The truth is, our modern lifestyle isn’t conducive to 10,000 daily steps. Many of us drive to work and even if you don’t, you probably live within 10 minutes of public transport. We sit all day in offices, then come home and switch to another screen: Netflix!
Getting your steps in is a conscious choice.
Make a commitment to focus on your 10,000 steps, not ‘I’ll work out three days a week.’ This will shift your perspective and integrate smaller, manageable lifestyle changes. Need help putting one foot in front of the other? Start with a one-week challenge following these seven tips.
1) Track your daily steps
Grab yourself a FitBit so you can get clear on how many steps you’re really walking. You want to record every single one. Yes, even those 20 steps to and from the bathroom.

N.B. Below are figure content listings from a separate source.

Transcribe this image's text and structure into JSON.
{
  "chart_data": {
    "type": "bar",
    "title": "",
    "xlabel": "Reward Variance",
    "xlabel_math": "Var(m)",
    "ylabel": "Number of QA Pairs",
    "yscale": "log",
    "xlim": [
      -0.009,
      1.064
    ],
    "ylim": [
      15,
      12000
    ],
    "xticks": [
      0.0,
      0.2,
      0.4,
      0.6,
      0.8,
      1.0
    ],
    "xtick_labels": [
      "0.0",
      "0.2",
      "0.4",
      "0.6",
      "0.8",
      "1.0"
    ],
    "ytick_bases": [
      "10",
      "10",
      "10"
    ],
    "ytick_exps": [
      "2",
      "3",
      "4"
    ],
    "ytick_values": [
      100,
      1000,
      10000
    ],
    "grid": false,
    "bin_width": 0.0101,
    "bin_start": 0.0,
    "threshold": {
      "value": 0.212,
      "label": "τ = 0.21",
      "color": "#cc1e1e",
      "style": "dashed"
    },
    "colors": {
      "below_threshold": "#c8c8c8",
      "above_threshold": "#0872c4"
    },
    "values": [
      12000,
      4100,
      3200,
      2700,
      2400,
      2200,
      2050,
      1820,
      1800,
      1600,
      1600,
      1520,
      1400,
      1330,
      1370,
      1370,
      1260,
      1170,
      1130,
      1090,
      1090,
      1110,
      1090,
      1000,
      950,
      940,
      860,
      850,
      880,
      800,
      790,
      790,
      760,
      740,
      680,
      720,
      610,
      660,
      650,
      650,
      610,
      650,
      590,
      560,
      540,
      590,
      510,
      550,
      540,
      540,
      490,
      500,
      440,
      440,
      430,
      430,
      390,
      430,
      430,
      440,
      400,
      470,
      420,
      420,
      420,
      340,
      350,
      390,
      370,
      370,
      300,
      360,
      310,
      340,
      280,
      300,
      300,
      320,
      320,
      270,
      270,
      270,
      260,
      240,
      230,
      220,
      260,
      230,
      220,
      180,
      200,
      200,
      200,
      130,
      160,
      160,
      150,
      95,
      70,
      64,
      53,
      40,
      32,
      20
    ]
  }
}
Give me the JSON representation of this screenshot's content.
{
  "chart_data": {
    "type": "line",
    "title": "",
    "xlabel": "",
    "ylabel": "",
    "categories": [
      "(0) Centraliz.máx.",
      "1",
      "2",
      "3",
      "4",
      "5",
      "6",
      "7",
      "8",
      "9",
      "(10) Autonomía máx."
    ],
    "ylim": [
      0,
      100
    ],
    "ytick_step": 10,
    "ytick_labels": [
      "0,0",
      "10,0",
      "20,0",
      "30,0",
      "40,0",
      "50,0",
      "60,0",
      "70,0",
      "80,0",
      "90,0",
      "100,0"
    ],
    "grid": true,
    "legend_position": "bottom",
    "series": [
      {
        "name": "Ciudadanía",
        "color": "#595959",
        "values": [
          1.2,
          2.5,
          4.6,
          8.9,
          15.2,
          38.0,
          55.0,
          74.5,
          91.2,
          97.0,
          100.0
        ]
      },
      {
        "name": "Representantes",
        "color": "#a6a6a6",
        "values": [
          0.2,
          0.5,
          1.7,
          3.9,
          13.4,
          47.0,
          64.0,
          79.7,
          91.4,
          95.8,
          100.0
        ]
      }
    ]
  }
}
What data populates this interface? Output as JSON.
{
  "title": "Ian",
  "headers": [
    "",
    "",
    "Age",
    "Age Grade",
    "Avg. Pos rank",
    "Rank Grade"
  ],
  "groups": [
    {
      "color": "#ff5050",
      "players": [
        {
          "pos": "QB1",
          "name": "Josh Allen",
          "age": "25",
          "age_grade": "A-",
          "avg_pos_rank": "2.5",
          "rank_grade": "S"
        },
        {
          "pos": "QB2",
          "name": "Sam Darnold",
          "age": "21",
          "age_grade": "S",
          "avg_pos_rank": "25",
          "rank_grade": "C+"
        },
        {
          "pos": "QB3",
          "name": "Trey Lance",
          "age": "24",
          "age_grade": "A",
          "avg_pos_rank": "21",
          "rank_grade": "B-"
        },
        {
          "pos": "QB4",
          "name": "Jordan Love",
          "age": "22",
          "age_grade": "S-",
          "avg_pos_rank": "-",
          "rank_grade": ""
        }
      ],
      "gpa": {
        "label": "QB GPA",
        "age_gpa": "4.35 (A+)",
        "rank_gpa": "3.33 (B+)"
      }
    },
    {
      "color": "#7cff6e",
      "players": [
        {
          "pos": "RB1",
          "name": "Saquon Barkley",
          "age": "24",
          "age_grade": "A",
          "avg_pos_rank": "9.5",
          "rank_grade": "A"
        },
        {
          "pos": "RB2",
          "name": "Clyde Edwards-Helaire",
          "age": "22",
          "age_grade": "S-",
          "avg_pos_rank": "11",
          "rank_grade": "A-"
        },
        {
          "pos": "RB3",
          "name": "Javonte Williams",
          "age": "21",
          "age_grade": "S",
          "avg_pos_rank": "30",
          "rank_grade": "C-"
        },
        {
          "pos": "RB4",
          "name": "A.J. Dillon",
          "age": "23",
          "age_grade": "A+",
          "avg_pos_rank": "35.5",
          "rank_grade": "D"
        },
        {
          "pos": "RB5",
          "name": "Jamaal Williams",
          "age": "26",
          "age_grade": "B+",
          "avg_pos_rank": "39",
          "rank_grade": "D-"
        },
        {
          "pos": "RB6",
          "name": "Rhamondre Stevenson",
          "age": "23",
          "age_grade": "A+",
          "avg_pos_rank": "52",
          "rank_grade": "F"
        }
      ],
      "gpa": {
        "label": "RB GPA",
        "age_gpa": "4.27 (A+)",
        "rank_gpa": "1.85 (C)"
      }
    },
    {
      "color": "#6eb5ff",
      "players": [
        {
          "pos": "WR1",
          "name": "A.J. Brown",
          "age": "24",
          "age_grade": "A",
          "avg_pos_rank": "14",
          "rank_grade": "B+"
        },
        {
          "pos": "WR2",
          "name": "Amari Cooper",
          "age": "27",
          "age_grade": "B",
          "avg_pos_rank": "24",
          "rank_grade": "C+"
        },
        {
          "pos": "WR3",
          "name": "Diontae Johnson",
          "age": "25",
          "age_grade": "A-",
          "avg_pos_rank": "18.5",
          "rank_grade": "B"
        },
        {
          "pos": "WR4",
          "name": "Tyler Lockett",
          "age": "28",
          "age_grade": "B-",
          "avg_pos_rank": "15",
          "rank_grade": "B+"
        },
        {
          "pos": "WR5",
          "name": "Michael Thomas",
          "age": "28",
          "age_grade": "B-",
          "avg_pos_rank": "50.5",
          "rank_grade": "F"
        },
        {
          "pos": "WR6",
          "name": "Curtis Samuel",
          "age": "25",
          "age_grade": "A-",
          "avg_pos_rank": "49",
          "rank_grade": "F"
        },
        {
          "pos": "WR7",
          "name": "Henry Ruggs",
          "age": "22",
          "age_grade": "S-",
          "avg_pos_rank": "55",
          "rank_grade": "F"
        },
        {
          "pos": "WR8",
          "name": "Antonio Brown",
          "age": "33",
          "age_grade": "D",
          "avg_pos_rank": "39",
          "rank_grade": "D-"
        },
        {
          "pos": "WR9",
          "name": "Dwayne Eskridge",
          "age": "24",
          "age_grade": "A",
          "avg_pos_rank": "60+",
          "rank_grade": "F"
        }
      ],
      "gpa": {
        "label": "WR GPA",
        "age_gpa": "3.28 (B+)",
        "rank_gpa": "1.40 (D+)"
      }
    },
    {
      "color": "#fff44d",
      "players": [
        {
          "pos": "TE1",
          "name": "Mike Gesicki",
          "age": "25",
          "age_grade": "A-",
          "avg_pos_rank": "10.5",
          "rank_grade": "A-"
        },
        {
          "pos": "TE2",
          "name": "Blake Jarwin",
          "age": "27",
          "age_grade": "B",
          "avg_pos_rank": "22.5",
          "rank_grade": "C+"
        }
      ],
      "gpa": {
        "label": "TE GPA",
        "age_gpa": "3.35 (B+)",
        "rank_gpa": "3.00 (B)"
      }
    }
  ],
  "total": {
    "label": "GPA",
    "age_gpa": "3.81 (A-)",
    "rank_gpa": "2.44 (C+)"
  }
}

2) Pick a friend to walk with
Got a close friend nearby? Make a weekly commitment to make movement part of your catch-up. Ask your friend to get a FitBit, too, so you can sync up and support each other.
3) Walk to public transport
Leave your car at home and get up 20-30 minutes earlier every day to get your steps in. You might be surprised how much you actually love a time, just for you. Put some music in or play your favorite podcast and have a few thousand steps logged before 9.00am.
4) Get a dog
You don’t need to be motivated by steps to get a gorgeous little pup. Getting your steps in will be a natural part of owning a dog. Take him for daily walks to explore, without feeling like you’re even exercising.
5) Ask yourself: how can I get a few more steps in today?
Having this question in the back of your mind will help you make more conscious decisions. Is there a restaurant or shop you want to visit, but it’s a 10-minute walk? Don’t Uber; walk there instead.
6) The morning coffee run!
Coffee lovers, this one will be easy to do. If you have a local café that’s become part of your morning routine, walk there before you start work. You’ll love feeling part of the community (and looking at your FitBit) after this morning habit.
7) Fresh air, your afternoon remedy
While coffee sets you up for a productive morning, a walk in the fresh air is the perfect 3pm-slump remedy. When you’re feeling fatigued, take a little wander and get some steps in.
You can do this… one step at a time.